Indah tertawa kecil sambil menerima obatnya. Dia membuka obat itu lalu meminum obat tersebut. Setelah itu dia meminum air lagi. Ketika Indah selesai minum, Naufal langsung menginjak rem dan kopling bersamaan lalu menurunkan rem tangan dan memasukkan kopling. Perlahan dia memajukkan mobilya.

15 menit kemudian, Naufal dan Indah sudah sampai di depan rumah Indah. Naufal memakirkan mobilnya lalu keluar dari mobil. Dia membantu Indah keluar dari mobilnya.

“Anjir sebel. Gue masih bisa buka pintu kali.” kata Indah sambil keluar dari mobil.

“Udah diem.” kata Naufal sambil menuntun Indah dengan merangkul gadis itu. Mereka berjalan menuju pintu rumah. Indah membuka pintu dan keduanya masuk kedalam rumah. Naufal masih menuntun Indah hingga sampai ke ruang keluarga. Indah duduk di atas sofa sambil menyimpan tas di sebelahnya. Naufal melihat sekitar rumah Indah yang sepi. Dia masih asing dengan rumah itu.

“Indah, karena gue belum pernah ke sini jadi agak canggung.”

“Iya, wajar. Gue ngerti kok. Mending sekarang lo balik lagi ke sekolah. Gue bisa ngurus diri sendiri kok.”

“Ya deh. Gue percaya lo bisa.” kata Naufal sambil merogoh sesuatu di saku celana sekolahnya. Dia mengeluarkan sebuah gelang yang berbahan dari kulit dan terdapat sebuah tulisan Indah. Naufal berjongkok di depan Indah sambil memasangkan gelang di lengan kiri Indah. Indah melihat yang dilakukan Naufal dengan heran.

“Ngapain lo kasih gue gelang?” tanya Indah sambil mengangkat tangannya dan memegang gelang tersebut. Dia melihat terdapat namanya.

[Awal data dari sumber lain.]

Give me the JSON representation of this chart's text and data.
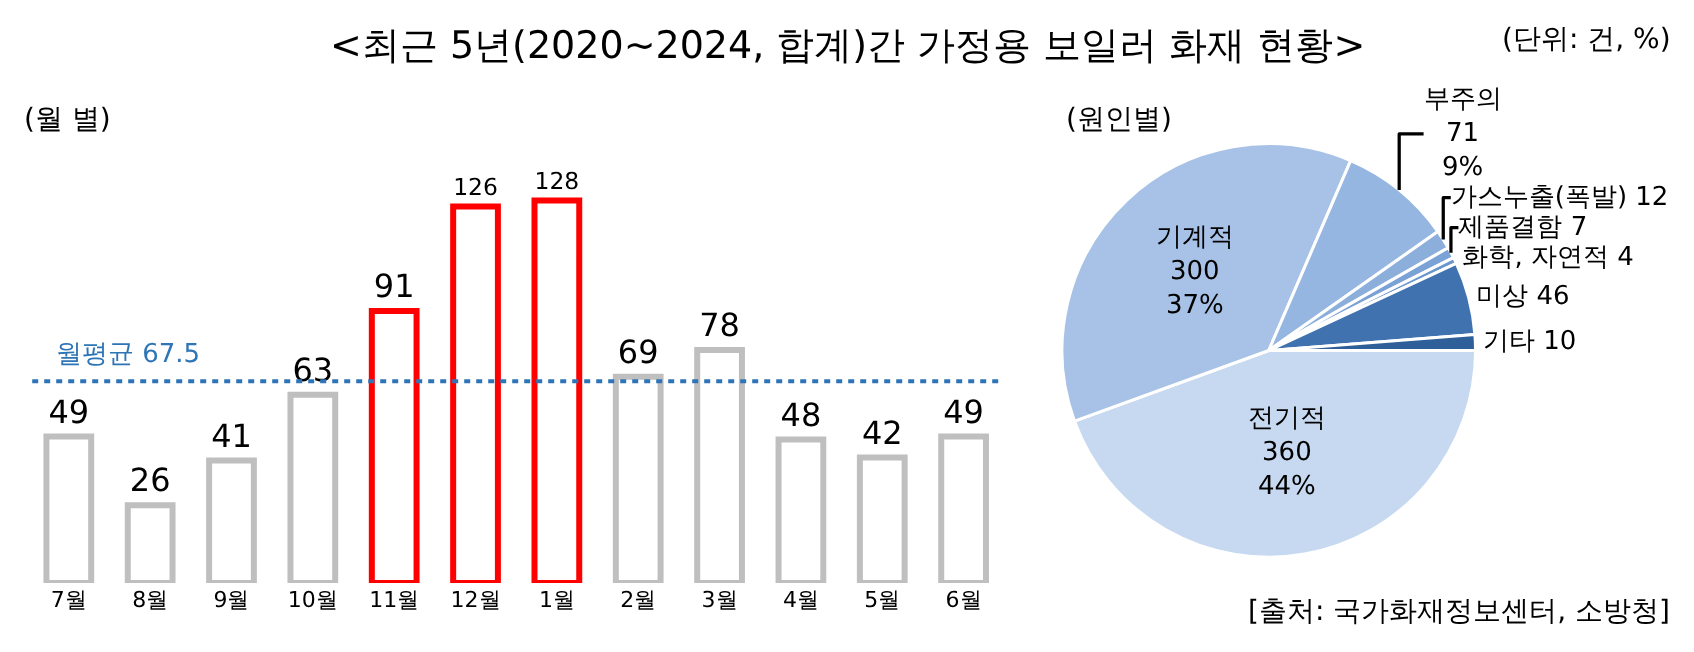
{
  "chart_data": [
    {
      "type": "bar",
      "title": "<최근 5년(2020~2024, 합계)간 가정용 보일러 화재 현황>",
      "subtitle": "(월 별)",
      "categories": [
        "7월",
        "8월",
        "9월",
        "10월",
        "11월",
        "12월",
        "1월",
        "2월",
        "3월",
        "4월",
        "5월",
        "6월"
      ],
      "values": [
        49,
        26,
        41,
        63,
        91,
        126,
        128,
        69,
        78,
        48,
        42,
        49
      ],
      "colors": [
        "#bfbfbf",
        "#bfbfbf",
        "#bfbfbf",
        "#bfbfbf",
        "#ff0000",
        "#ff0000",
        "#ff0000",
        "#bfbfbf",
        "#bfbfbf",
        "#bfbfbf",
        "#bfbfbf",
        "#bfbfbf"
      ],
      "data_labels": true,
      "ref_lines": [
        {
          "axis": "y",
          "value": 67.5,
          "label": "월평균 67.5",
          "color": "#2e75b6",
          "line_style": "dotted"
        }
      ],
      "annotations": [
        "(단위: 건, %)"
      ]
    },
    {
      "type": "pie",
      "subtitle": "(원인별)",
      "categories": [
        "전기적",
        "기계적",
        "부주의",
        "가스누출(폭발)",
        "제품결함",
        "화학, 자연적",
        "미상",
        "기타"
      ],
      "values": [
        360,
        300,
        71,
        12,
        7,
        4,
        46,
        10
      ],
      "value_labels": [
        "360\n44%",
        "300\n37%",
        "71\n9%",
        "12",
        "7",
        "4",
        "46",
        "10"
      ],
      "colors": [
        "#c6d9f1",
        "#a7c2e6",
        "#95b6e0",
        "#8caedb",
        "#7ba2d6",
        "#6a95cd",
        "#3f72ae",
        "#2f5f99"
      ],
      "annotations": [
        "[출처: 국가화재정보센터, 소방청]"
      ]
    }
  ]
}
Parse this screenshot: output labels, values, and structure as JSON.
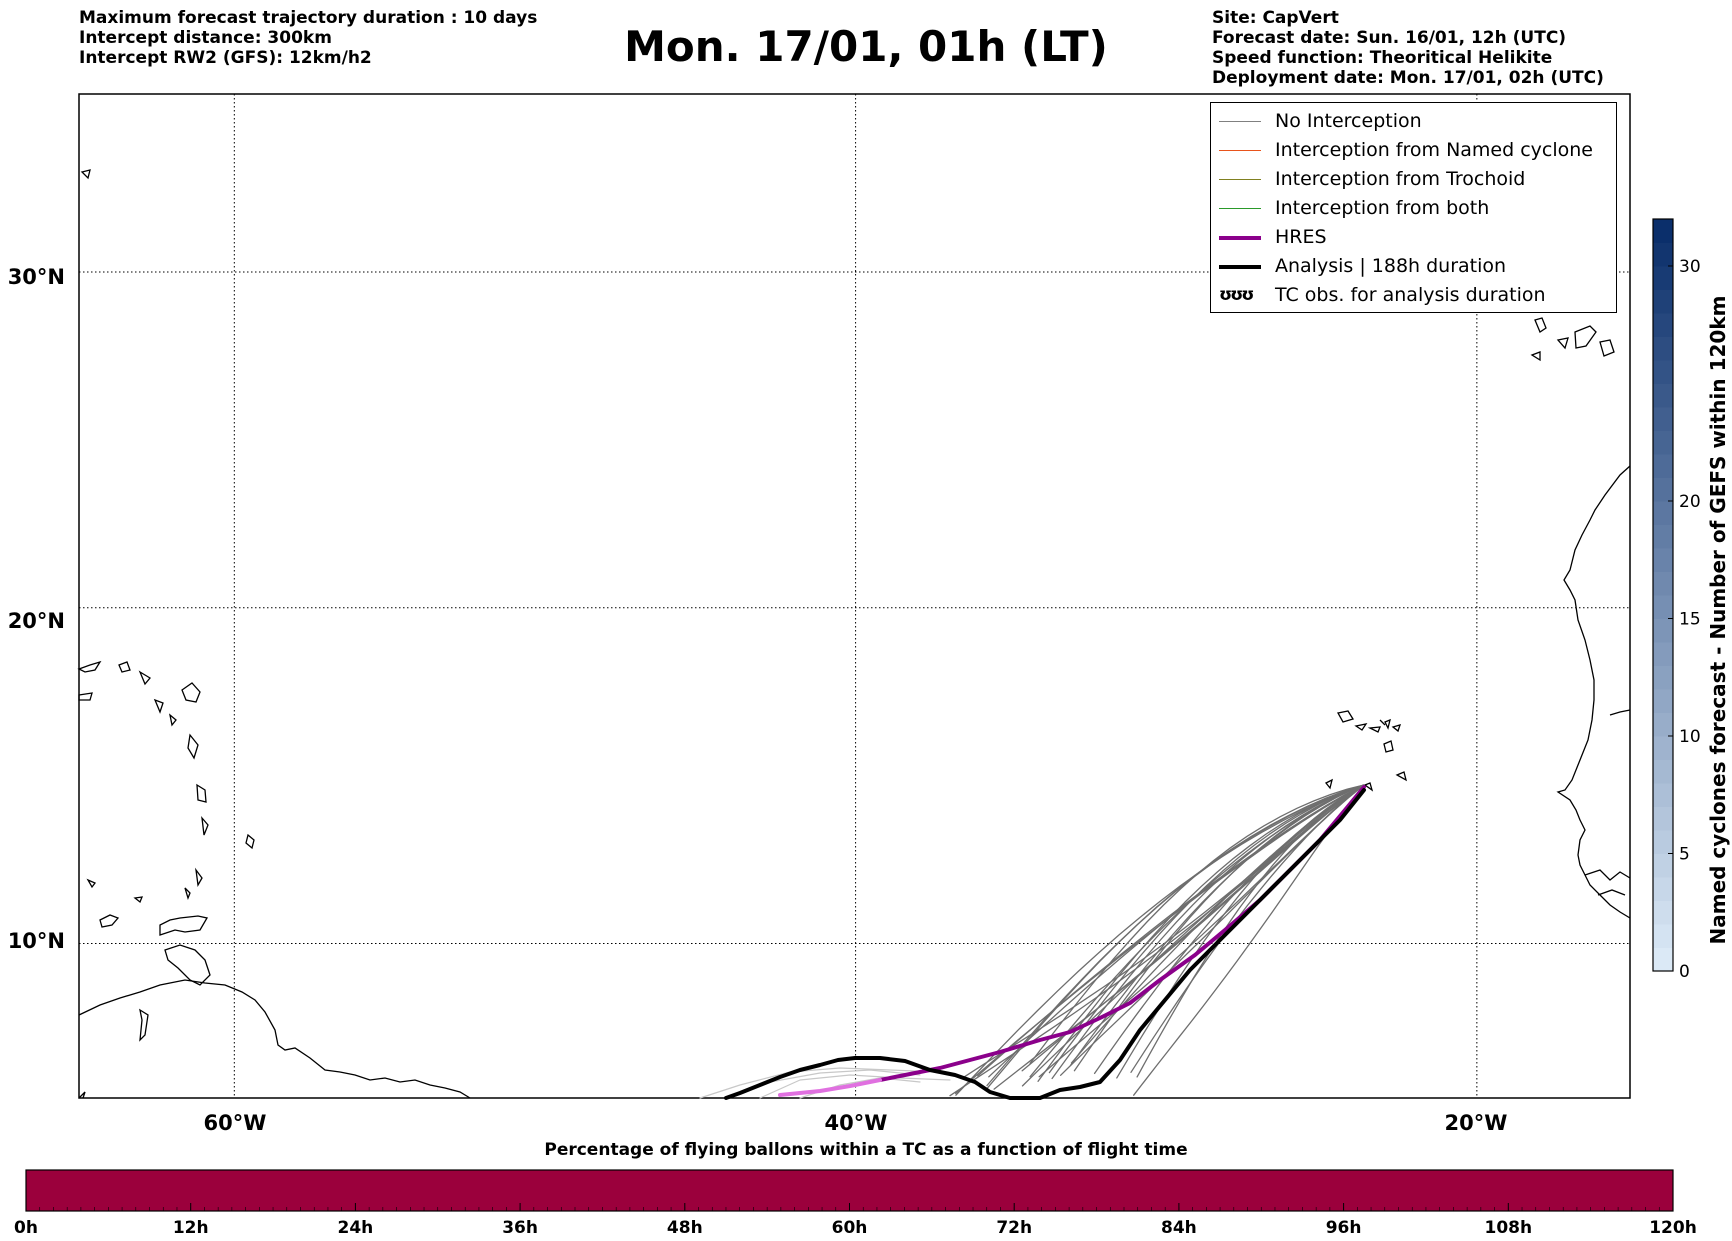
{
  "header_left": [
    "Maximum forecast trajectory duration : 10 days",
    "Intercept distance: 300km",
    "Intercept RW2 (GFS):  12km/h2"
  ],
  "header_right": [
    "Site: CapVert",
    "Forecast date: Sun. 16/01, 12h (UTC)",
    "Speed function: Theoritical Helikite",
    "Deployment date: Mon. 17/01, 02h (UTC)"
  ],
  "title": "Mon. 17/01, 01h (LT)",
  "map": {
    "lat_labels": [
      "30°N",
      "20°N",
      "10°N"
    ],
    "lon_labels": [
      "60°W",
      "40°W",
      "20°W"
    ]
  },
  "legend": [
    {
      "label": "No Interception",
      "color": "#808080",
      "style": "thin"
    },
    {
      "label": "Interception from Named cyclone",
      "color": "#e8541c",
      "style": "thin"
    },
    {
      "label": "Interception from Trochoid",
      "color": "#808020",
      "style": "thin"
    },
    {
      "label": "Interception from both",
      "color": "#2a9a2a",
      "style": "thin"
    },
    {
      "label": "HRES",
      "color": "#8b008b",
      "style": "thick"
    },
    {
      "label": "Analysis | 188h duration",
      "color": "#000000",
      "style": "thick"
    },
    {
      "label": "TC obs. for analysis duration",
      "color": "#000000",
      "style": "symbol",
      "symbol": "ʊʊʊ"
    }
  ],
  "colorbar_right": {
    "label": "Named cyclones forecast - Number of GEFS within 120km",
    "ticks": [
      "0",
      "5",
      "10",
      "15",
      "20",
      "30"
    ],
    "tick_values": [
      0,
      5,
      10,
      15,
      20,
      30
    ],
    "range": [
      0,
      32
    ],
    "color_light": "#dbe9f6",
    "color_dark": "#0b2f6b"
  },
  "colorbar_bottom": {
    "title": "Percentage of flying ballons within a TC as a function of flight time",
    "ticks": [
      "0h",
      "12h",
      "24h",
      "36h",
      "48h",
      "60h",
      "72h",
      "84h",
      "96h",
      "108h",
      "120h"
    ],
    "color": "#9b003c"
  },
  "colors": {
    "ensemble": "#6e6e6e",
    "ensemble_faded": "#c8c8c8",
    "hres": "#8b008b",
    "hres_faded": "#e070e0",
    "analysis": "#000000"
  }
}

“Pengen aja. Awalnya sih mau bikin gelang buat gue sendiri. Tapi kebetulan lagi promo beli 1 gratis 1 jadi sekalian aja bikin buat lo.” kata Naufal.

“Oh. Makasih.” kata Indah sambil tersenyum kecil. Naufal melihat senyuman Indah yang tulus.

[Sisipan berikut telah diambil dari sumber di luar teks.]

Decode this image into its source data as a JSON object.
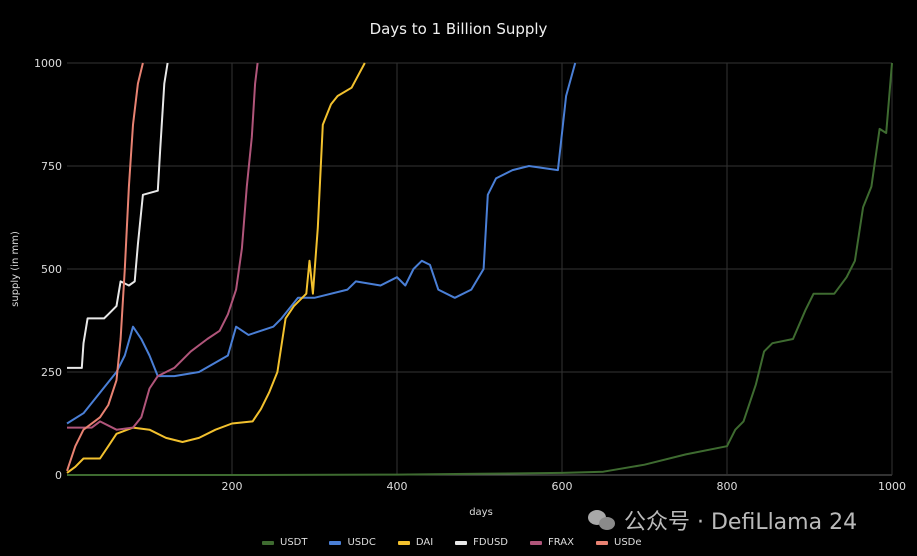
{
  "chart_data": {
    "type": "line",
    "title": "Days to 1 Billion Supply",
    "xlabel": "days",
    "ylabel": "supply (in mm)",
    "xlim": [
      0,
      1000
    ],
    "ylim": [
      0,
      1000
    ],
    "xticks": [
      200,
      400,
      600,
      800,
      1000
    ],
    "yticks": [
      0,
      250,
      500,
      750,
      1000
    ],
    "grid": true,
    "legend_position": "bottom",
    "series": [
      {
        "name": "USDT",
        "color": "#3e6b30",
        "points": [
          [
            0,
            0
          ],
          [
            200,
            0
          ],
          [
            400,
            1
          ],
          [
            500,
            3
          ],
          [
            600,
            5
          ],
          [
            650,
            8
          ],
          [
            700,
            25
          ],
          [
            750,
            50
          ],
          [
            800,
            70
          ],
          [
            810,
            110
          ],
          [
            820,
            130
          ],
          [
            835,
            220
          ],
          [
            845,
            300
          ],
          [
            855,
            320
          ],
          [
            880,
            330
          ],
          [
            895,
            400
          ],
          [
            905,
            440
          ],
          [
            930,
            440
          ],
          [
            945,
            480
          ],
          [
            955,
            520
          ],
          [
            965,
            650
          ],
          [
            975,
            700
          ],
          [
            985,
            840
          ],
          [
            993,
            830
          ],
          [
            1000,
            1000
          ]
        ]
      },
      {
        "name": "USDC",
        "color": "#4a7fd6",
        "points": [
          [
            0,
            125
          ],
          [
            20,
            150
          ],
          [
            40,
            200
          ],
          [
            60,
            250
          ],
          [
            70,
            290
          ],
          [
            80,
            360
          ],
          [
            90,
            330
          ],
          [
            100,
            290
          ],
          [
            110,
            240
          ],
          [
            130,
            240
          ],
          [
            160,
            250
          ],
          [
            195,
            290
          ],
          [
            205,
            360
          ],
          [
            220,
            340
          ],
          [
            250,
            360
          ],
          [
            260,
            380
          ],
          [
            280,
            430
          ],
          [
            300,
            430
          ],
          [
            340,
            450
          ],
          [
            350,
            470
          ],
          [
            380,
            460
          ],
          [
            400,
            480
          ],
          [
            410,
            460
          ],
          [
            420,
            500
          ],
          [
            430,
            520
          ],
          [
            440,
            510
          ],
          [
            450,
            450
          ],
          [
            470,
            430
          ],
          [
            490,
            450
          ],
          [
            505,
            500
          ],
          [
            510,
            680
          ],
          [
            520,
            720
          ],
          [
            540,
            740
          ],
          [
            560,
            750
          ],
          [
            595,
            740
          ],
          [
            605,
            920
          ],
          [
            616,
            1000
          ]
        ]
      },
      {
        "name": "DAI",
        "color": "#f2c12e",
        "points": [
          [
            0,
            5
          ],
          [
            10,
            20
          ],
          [
            20,
            40
          ],
          [
            40,
            40
          ],
          [
            50,
            70
          ],
          [
            60,
            100
          ],
          [
            80,
            115
          ],
          [
            100,
            110
          ],
          [
            120,
            90
          ],
          [
            140,
            80
          ],
          [
            160,
            90
          ],
          [
            180,
            110
          ],
          [
            200,
            125
          ],
          [
            225,
            130
          ],
          [
            235,
            160
          ],
          [
            245,
            200
          ],
          [
            255,
            250
          ],
          [
            265,
            380
          ],
          [
            275,
            410
          ],
          [
            290,
            440
          ],
          [
            294,
            520
          ],
          [
            298,
            440
          ],
          [
            304,
            600
          ],
          [
            310,
            850
          ],
          [
            320,
            900
          ],
          [
            328,
            920
          ],
          [
            345,
            940
          ],
          [
            361,
            1000
          ]
        ]
      },
      {
        "name": "FDUSD",
        "color": "#e8e8e8",
        "points": [
          [
            0,
            260
          ],
          [
            18,
            260
          ],
          [
            20,
            320
          ],
          [
            25,
            380
          ],
          [
            45,
            380
          ],
          [
            50,
            390
          ],
          [
            60,
            410
          ],
          [
            65,
            470
          ],
          [
            75,
            460
          ],
          [
            82,
            470
          ],
          [
            86,
            560
          ],
          [
            92,
            680
          ],
          [
            110,
            690
          ],
          [
            113,
            790
          ],
          [
            118,
            950
          ],
          [
            122,
            1000
          ]
        ]
      },
      {
        "name": "FRAX",
        "color": "#b0557a",
        "points": [
          [
            0,
            115
          ],
          [
            30,
            115
          ],
          [
            40,
            130
          ],
          [
            60,
            110
          ],
          [
            80,
            115
          ],
          [
            90,
            140
          ],
          [
            100,
            210
          ],
          [
            110,
            240
          ],
          [
            130,
            260
          ],
          [
            150,
            300
          ],
          [
            170,
            330
          ],
          [
            185,
            350
          ],
          [
            195,
            390
          ],
          [
            205,
            450
          ],
          [
            212,
            550
          ],
          [
            218,
            700
          ],
          [
            224,
            820
          ],
          [
            228,
            950
          ],
          [
            231,
            1000
          ]
        ]
      },
      {
        "name": "USDe",
        "color": "#e88272",
        "points": [
          [
            0,
            10
          ],
          [
            10,
            70
          ],
          [
            20,
            110
          ],
          [
            40,
            140
          ],
          [
            50,
            170
          ],
          [
            60,
            230
          ],
          [
            65,
            330
          ],
          [
            70,
            500
          ],
          [
            75,
            700
          ],
          [
            80,
            850
          ],
          [
            86,
            950
          ],
          [
            92,
            1000
          ]
        ]
      }
    ]
  },
  "watermark": {
    "text": "公众号 · DefiLlama 24"
  }
}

Naufal setengah bangun sambil memegang puncak kepala Indah, “Sama-sama. Gue balik ke sekolah ya.”

“Iya. Hati-hati di jalan, Pal.”

“Yo. Gue pamit ya. Lo ga usah anter gue ke pintu depan. Nanti gue tutup pintunya kok.” kata Naufal yang hanya mendapat balasan anggukkan dari Indah.

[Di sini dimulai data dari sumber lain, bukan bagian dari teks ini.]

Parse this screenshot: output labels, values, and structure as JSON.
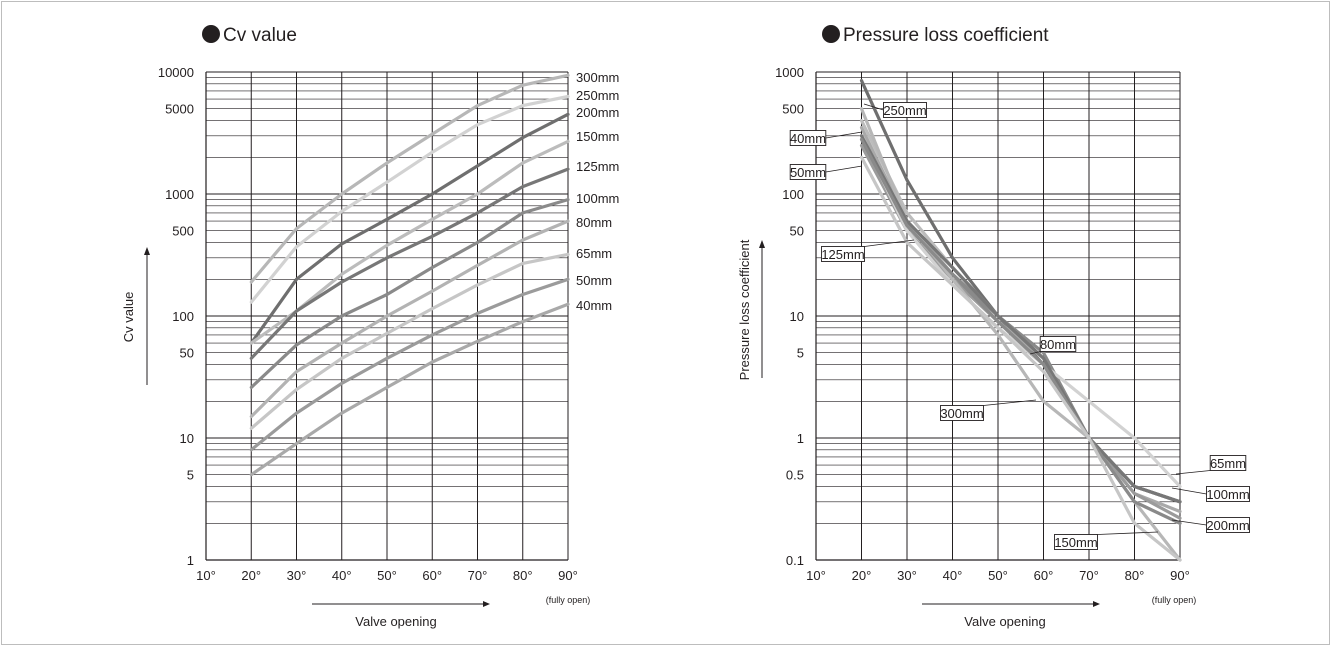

Naufal pun pergi dari rumah Indah. Di dalam perjalanan kembali ke sekolah, Naufal tersenyum senang karena bisa memberikan gelang pasangan itu ke Indah.

“Jangan sampai gagal lagi, Naufal. Lo harus maju sekarang dan jangan sampai terlambat lagi.” kata Naufal kepada dirinya sendiri.